Henry owned the Sox for more than a decade before he bought the Globe. A lot of stuff happened in those years. The Red Sox shattered the Curse of the Bambino and won a couple of World Series.
Henry and I had a good professional relationship in those sweet years of owner/reporter independence. We took a boat ride together to Bainbridge when the Sox were playing the Mariners in Seattle. I went to his house for dinner to watch the Sox play a road game in Kansas City. We regularly went back and forth on email.
It all started to go south in 2009 when David Ortiz’s name surfaced in a New York Times report on MLB players who had tested positive for performance-enhancing drugs in 2003 baseline testing that was supposed to be anonymous. In the wake of that news, I reassessed the championship of 2004, in which Papi and oft-caught-cheater Manny Ramirez overcame Yankee steroid guys Andy Pettitte, Gary Sheffield, Jason Giambi, and Alex Rodriguez and concluded “our cheaters were better than their cheaters.”
Things have never been the same since. Henry stopped returning my calls and emails.
Things went downhill in a big way after the Sox fired Terry Francona at the end of the 2011 season.
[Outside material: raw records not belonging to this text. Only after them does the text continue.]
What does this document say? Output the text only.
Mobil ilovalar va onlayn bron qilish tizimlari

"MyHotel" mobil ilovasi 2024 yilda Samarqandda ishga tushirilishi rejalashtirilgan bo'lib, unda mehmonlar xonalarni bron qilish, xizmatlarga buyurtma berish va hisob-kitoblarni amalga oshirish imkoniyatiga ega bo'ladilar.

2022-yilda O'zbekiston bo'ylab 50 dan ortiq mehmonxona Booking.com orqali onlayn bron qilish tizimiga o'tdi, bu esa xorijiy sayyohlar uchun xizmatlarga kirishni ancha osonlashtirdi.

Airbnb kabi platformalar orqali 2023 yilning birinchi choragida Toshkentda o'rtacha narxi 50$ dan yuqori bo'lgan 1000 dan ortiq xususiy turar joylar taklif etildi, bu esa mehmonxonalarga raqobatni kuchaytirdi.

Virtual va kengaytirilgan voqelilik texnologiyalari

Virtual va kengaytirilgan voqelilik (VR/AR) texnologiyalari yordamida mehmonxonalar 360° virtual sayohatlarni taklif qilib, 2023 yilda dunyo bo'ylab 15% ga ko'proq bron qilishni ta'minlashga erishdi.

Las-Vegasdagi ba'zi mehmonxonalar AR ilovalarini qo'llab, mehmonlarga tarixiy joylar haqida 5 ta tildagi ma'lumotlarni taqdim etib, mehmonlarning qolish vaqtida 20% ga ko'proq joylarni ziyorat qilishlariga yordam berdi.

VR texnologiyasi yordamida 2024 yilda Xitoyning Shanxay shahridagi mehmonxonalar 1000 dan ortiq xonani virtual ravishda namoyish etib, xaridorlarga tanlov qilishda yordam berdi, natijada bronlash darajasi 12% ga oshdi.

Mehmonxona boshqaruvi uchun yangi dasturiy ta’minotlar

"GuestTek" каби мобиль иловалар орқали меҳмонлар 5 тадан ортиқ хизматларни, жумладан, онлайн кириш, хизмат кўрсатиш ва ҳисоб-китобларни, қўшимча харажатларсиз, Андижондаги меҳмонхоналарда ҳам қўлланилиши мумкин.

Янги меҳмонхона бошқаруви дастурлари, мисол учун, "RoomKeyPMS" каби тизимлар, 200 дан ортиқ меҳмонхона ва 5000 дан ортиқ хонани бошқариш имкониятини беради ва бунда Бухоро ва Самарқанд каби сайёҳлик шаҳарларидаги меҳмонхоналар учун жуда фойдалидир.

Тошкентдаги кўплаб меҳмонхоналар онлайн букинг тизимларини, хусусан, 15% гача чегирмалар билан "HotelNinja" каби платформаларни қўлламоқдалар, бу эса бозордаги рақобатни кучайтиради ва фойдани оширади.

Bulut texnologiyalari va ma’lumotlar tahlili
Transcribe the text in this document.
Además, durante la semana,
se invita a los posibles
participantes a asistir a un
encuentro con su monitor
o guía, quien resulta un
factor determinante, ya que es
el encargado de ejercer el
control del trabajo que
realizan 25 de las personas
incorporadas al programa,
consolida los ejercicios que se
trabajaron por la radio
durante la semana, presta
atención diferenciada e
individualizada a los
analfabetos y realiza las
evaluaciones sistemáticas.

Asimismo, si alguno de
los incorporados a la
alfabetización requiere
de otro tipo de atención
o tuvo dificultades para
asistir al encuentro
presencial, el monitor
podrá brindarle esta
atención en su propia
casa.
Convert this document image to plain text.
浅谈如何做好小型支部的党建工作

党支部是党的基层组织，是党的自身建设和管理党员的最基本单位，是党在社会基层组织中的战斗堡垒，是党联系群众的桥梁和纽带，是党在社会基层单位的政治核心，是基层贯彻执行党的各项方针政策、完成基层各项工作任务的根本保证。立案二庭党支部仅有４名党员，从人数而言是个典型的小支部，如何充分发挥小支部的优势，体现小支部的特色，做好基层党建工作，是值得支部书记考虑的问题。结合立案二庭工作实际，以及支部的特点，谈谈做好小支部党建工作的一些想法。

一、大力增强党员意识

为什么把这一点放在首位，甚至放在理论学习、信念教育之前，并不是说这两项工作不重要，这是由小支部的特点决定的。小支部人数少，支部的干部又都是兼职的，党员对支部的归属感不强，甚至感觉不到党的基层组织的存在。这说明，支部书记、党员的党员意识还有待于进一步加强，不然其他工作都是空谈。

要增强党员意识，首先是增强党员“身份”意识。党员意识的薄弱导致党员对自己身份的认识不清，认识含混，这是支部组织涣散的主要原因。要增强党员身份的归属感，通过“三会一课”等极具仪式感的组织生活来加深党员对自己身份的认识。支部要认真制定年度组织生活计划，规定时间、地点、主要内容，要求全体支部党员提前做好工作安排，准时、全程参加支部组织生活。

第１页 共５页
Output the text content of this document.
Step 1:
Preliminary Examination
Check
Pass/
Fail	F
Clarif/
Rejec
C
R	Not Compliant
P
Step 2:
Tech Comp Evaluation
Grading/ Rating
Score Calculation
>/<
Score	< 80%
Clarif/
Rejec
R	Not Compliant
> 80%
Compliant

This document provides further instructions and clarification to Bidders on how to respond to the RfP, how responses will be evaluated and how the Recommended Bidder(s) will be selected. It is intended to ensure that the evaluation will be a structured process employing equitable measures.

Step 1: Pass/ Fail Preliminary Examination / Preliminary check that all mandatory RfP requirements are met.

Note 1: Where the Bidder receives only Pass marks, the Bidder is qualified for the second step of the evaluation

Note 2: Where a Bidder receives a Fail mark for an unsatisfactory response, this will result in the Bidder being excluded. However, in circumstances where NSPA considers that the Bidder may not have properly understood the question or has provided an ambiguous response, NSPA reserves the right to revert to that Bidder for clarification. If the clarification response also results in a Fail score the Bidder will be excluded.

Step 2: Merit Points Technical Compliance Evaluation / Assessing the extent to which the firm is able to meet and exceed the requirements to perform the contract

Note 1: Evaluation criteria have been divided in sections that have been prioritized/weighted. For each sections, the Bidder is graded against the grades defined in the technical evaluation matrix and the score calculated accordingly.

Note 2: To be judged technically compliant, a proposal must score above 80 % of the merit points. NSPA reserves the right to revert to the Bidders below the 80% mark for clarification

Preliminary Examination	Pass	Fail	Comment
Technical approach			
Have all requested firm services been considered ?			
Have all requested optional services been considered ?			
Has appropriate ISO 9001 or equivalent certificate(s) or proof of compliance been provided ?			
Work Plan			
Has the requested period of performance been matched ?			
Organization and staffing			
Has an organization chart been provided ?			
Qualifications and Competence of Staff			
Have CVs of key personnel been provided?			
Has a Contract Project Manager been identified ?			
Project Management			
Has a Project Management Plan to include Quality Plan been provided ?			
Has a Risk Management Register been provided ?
When Francona was out of baseball in 2012, I wrote a book with the ex-manager in which Francona called out his former bosses, saying they do not love baseball.
Henry/Shaughnessy relations were particularly strained after the book, and there was considerable interest regarding the book’s sources. During this time, Henry went on the radio, called me a “ridiculous writer,” and challenged my credibility as a truth-teller.
When Henry bought the Globe in 2013, I swung into action in my office, Argo-like, shredding documents and breaking hard drives to make sure all proprietary information from the book was erased. It probably was unnecessary.
The following spring, after the Boston baseball media had its annual state-of-the-team Q-and-A with Henry and Tom Werner, I playfully asked Henry how Globies should address him now that he was the Globe’s owner.
“Is it ‘John,’ or ‘Mr. Henry,’ or ‘boss’?’’ I asked. “How should we address you now that you own the paper?”
“Well, usually, you call me [expletive],” said Henry.
He wasn’t joking.
It has not gotten better. The owner of the paper and the paper’s veteran sports columnist do not speak. Walls get frosty when we are in the same room.
It is an ongoing situation. The Sox have become fiscally responsible in recent offseasons, and on an almost-weekly basis, I’ve pounded them for cheaping out, not doing right by Fenway fans who pay the highest prices in baseball.
Some of our baseball writers/columnists disagree with many of my takes. Fortunately, there’s no Fox News/CNN one-way agenda in Globe sports. You get multiple viewpoints, even hot takes that the Red Sox owner would never support.
Give this man his props. Henry has allowed me to do my job. He has not done what Rob Manfred did to Ken Rosenthal. He has trusted his faithful readers to make up their own minds.
It ain't all that often, nor has it been for quite some time, but when Shank is on point, he's on point.